CETA, which eliminates over 90 per cent of all barriers in trade between Canada and the European Union, provides “an excellent basis for ensuring a smooth transition” in the post-Brexit period, Trudeau said.
“After that, there will obviously be opportunities for us to look at particular details that could be improved upon for the specific needs and opportunities in the bilateral relationship between the U.K. and Canada,” Trudeau said.
“But as a strong basis for a smooth transition, CETA is perfectly designed, and will be able to ensure, for investors, for companies and for workers and consumers, a smooth transition.”
Warning to Boeing
Trudeau also used the occasion to send his most clear and forceful warning to Boeing over its trade action against Bombardier.
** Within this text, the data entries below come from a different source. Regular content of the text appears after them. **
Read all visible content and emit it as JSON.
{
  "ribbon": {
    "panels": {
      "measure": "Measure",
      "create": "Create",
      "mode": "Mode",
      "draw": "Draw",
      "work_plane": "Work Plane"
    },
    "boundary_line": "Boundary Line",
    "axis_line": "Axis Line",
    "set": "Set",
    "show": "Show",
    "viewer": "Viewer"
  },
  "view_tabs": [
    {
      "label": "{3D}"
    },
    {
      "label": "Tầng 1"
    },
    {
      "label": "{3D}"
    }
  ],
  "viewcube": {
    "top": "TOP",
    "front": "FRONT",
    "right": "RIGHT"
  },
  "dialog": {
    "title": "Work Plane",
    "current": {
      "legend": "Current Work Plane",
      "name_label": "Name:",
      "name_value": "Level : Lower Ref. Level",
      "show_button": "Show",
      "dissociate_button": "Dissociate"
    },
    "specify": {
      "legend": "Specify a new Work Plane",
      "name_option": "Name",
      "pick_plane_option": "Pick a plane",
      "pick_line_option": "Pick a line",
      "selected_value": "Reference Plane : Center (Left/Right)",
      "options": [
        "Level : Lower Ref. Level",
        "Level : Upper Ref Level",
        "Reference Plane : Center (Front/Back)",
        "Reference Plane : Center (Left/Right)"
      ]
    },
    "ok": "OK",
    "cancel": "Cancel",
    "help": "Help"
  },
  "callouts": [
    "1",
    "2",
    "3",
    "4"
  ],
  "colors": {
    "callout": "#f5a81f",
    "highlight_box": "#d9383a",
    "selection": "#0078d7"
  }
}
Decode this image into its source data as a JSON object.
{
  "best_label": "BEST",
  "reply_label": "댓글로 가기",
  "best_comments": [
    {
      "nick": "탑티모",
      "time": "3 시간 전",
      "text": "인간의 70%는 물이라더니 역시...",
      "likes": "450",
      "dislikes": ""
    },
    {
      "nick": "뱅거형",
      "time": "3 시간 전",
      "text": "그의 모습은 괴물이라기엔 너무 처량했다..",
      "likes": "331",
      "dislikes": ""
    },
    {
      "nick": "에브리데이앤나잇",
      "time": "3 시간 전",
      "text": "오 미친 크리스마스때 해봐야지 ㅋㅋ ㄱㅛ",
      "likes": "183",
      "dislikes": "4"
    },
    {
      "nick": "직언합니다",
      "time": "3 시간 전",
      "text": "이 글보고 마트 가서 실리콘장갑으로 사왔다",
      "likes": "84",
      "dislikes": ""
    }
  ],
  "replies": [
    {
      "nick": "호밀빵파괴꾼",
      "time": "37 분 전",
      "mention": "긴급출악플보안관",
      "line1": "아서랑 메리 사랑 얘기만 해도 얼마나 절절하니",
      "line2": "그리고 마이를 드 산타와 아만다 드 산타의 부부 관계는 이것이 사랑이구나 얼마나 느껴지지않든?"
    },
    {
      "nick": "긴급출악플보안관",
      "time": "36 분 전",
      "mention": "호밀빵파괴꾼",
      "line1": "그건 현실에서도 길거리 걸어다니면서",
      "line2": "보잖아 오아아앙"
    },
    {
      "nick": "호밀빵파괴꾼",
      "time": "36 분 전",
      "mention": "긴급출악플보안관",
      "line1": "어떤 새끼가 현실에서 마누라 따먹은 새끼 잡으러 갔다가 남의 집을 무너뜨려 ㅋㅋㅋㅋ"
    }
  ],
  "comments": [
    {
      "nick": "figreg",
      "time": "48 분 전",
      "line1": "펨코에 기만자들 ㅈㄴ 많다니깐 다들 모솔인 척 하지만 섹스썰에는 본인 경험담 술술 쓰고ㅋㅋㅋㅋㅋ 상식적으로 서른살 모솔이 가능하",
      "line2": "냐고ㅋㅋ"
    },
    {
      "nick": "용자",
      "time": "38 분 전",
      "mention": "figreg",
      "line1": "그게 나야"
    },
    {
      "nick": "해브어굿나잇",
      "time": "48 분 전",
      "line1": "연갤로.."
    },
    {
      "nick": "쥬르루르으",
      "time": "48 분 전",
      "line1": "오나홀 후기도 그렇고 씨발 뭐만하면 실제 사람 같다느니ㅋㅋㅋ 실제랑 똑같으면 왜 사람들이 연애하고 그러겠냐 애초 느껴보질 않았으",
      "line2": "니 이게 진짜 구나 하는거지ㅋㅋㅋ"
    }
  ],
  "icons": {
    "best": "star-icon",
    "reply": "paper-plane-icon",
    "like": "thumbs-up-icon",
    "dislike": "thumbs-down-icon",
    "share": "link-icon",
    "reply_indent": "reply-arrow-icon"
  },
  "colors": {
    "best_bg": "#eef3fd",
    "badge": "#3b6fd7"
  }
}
The dispute centres around Bombardier’s new C-Series passenger jets that now directly compete with both Boeing’s best-selling 737 family of jets and the Airbus A320 family.
Industry insiders say the new Bombardier jet is the most viable threat Boeing and Airbus have faced in over 20 years.
Boeing alleges that Bombardier has received federal and provincial government subsidies that give it an unfair advantage.
Boeing has asked the U.S. Commerce Department to investigate whether Bombardier is dumping planes into the U.S. market, drawing an angry reaction from Ottawa.
“The actions that Boeing has taken is very much in their narrow economic interest to harm a potential competitor and quite frankly is not in keeping with the kind of openness that we know benefits citizens in all countries around the world,” Trudeau said. “We are going to work together and impress upon the American administration, including President Trump himself, how important it is to defend Canadian jobs.”
Canada is considering the purchase of Boeing’s Super Hornet fighter jets “as a significant new procurement” for its military among other options to replace its ageing CF-18 Hornets, Trudeau said.
“But we won’t do business with a company that’s busy trying to sue us and put our aerospace workers out of business,” Trudeau said.